A reconquista de Jerusalém
Sob Saladino, os muçulmanos
conseguiram reconquistar a Terra Santa, sem devolver a chacina cometida anteriormente
pelos cruzados. A batalha em que o exército cruzado foi derrotado é conhecida
como a Batalha de Tiberíades, quando os cristãos, mesmo levando consigo a
suposta cruz onde Jesus morreu, foram derrotados:
[Na Batalha de Tiberíades] foram
completamente destroçados, apesar de trazerem consigo a Verdadeira Cruz. Caiu esta então em poder dos infiéis,
desaparecendo para todo o sempre, o que não impede de trazerem, em seu anel,
todos os bispos católicos do mundo, por mais que se multipliquem, uma parcela
da estupenda relíquia...[1]
Após a derrota massacrante em
Tiberíades, restaram aos cristãos um exército insignificante, que não era nem
de longe páreo para as forças de Saladino. Lins diz que Jerusalém perdera “todos os seus soldados, não tendo, para defendê-la,
senão pequeno número de guerreiros válidos, ao lado de mulheres, padres, velhos
e crianças”[2]. Generoso como
sempre, o príncipe muçulmano propôs aos católicos um salvo-conduto no qual
todos os habitantes da cidade levariam os seus bens, os locais de culto seriam
preservados e as peregrinações permaneceriam. Mas os cruzados, arrogantes como
sempre, recusaram a proposta:
Uma delegação de notáveis vem
encontrá-lo em Ascalon. A proposta do vencedor é razoável: entregam-lhe a
cidade sem combate, os habitantes que o desejarem poderão partir levando todos
os seus bens, os locais de culto cristãos serão respeitados e aqueles que, no
futuro, quiserem vir em peregrinação não serão incomodados. Mas, para grande
surpresa do sultão, os francos respondem com tanta arrogância como no tempo em
que eram poderosos. Entregar Jerusalém, a cidade onde Jesus morreu? Nem
discutir! A cidade pertence a eles e eles a defenderão até o fim[3]

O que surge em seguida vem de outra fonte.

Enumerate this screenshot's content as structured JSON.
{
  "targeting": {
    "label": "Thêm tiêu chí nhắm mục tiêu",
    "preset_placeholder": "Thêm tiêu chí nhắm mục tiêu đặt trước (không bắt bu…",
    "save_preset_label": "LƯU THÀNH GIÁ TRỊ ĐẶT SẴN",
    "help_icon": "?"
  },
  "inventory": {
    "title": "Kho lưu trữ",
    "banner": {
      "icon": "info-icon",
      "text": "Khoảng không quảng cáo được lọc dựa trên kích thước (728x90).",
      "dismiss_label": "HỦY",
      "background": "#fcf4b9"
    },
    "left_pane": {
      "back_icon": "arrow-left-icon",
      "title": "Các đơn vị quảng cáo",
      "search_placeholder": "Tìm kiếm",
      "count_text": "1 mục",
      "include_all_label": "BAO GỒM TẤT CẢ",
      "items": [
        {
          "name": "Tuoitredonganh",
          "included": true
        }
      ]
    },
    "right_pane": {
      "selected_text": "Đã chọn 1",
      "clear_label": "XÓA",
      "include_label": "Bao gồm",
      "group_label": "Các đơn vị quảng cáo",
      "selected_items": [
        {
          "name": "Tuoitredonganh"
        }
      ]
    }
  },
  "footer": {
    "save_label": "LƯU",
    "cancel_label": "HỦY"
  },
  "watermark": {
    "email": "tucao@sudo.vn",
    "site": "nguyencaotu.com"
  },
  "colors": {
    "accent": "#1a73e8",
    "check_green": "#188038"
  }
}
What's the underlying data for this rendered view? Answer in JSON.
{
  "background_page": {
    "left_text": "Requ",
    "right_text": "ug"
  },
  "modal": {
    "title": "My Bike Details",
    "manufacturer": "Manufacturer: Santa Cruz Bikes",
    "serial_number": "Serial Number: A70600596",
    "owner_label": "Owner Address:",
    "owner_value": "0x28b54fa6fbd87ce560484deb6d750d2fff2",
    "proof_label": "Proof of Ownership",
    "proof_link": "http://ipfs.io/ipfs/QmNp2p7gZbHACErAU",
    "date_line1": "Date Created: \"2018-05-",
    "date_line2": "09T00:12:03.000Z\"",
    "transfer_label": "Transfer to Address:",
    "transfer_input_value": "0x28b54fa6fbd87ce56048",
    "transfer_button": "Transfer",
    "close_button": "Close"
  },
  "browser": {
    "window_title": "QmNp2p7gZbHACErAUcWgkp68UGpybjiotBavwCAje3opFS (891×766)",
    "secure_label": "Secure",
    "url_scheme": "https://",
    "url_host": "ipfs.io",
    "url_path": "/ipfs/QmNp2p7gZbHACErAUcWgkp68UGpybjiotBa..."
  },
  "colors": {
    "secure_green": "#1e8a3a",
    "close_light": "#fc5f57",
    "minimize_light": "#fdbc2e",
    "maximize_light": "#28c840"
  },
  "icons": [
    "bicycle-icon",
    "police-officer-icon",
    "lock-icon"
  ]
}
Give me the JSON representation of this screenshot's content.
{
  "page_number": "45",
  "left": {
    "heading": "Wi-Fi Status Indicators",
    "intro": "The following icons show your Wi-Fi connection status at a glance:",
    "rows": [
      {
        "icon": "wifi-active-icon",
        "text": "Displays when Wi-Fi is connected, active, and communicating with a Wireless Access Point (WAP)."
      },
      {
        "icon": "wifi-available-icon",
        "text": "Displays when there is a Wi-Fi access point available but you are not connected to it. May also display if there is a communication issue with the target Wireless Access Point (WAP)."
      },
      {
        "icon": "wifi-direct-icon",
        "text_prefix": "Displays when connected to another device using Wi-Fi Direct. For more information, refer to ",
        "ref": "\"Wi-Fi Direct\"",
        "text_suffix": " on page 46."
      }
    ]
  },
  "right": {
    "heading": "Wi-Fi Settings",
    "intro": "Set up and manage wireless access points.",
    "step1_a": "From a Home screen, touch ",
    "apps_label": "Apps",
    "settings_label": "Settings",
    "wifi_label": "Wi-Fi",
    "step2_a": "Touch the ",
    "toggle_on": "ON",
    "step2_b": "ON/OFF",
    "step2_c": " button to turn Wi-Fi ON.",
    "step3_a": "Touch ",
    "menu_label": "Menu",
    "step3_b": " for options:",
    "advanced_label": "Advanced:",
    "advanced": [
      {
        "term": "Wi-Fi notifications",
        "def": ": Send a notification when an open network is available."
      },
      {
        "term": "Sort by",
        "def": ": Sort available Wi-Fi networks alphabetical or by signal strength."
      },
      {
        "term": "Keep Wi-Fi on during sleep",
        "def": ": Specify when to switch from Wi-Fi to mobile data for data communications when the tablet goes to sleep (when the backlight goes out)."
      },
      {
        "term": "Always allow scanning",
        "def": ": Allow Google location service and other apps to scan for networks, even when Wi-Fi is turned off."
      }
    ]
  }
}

Essa não era a primeira vez que
Saladino era misericordioso e os cruzados eram insolentes. Várias vezes
Saladino propôs tréguas com os cruzados, as quais eram sempre violadas pelo
lado católico:
Desde 1180 foi assinada uma trégua de
dois anos entre os cristãos e Saladino. Essa trégua foi, porém, frequentemente
violada pelo antigo princípe de Antioquia, Renaud de Châtillon, que, privado de
seu principado, se tornara senhor das Terras d’Além – Jordão, e, principalmente
de Kerak, castelo inexpugnável, de onde se precipitava, qual ave de rapina,
sobre as caravanas da Síria e do Egito, que se dirigiam à Meca, e vice-versa.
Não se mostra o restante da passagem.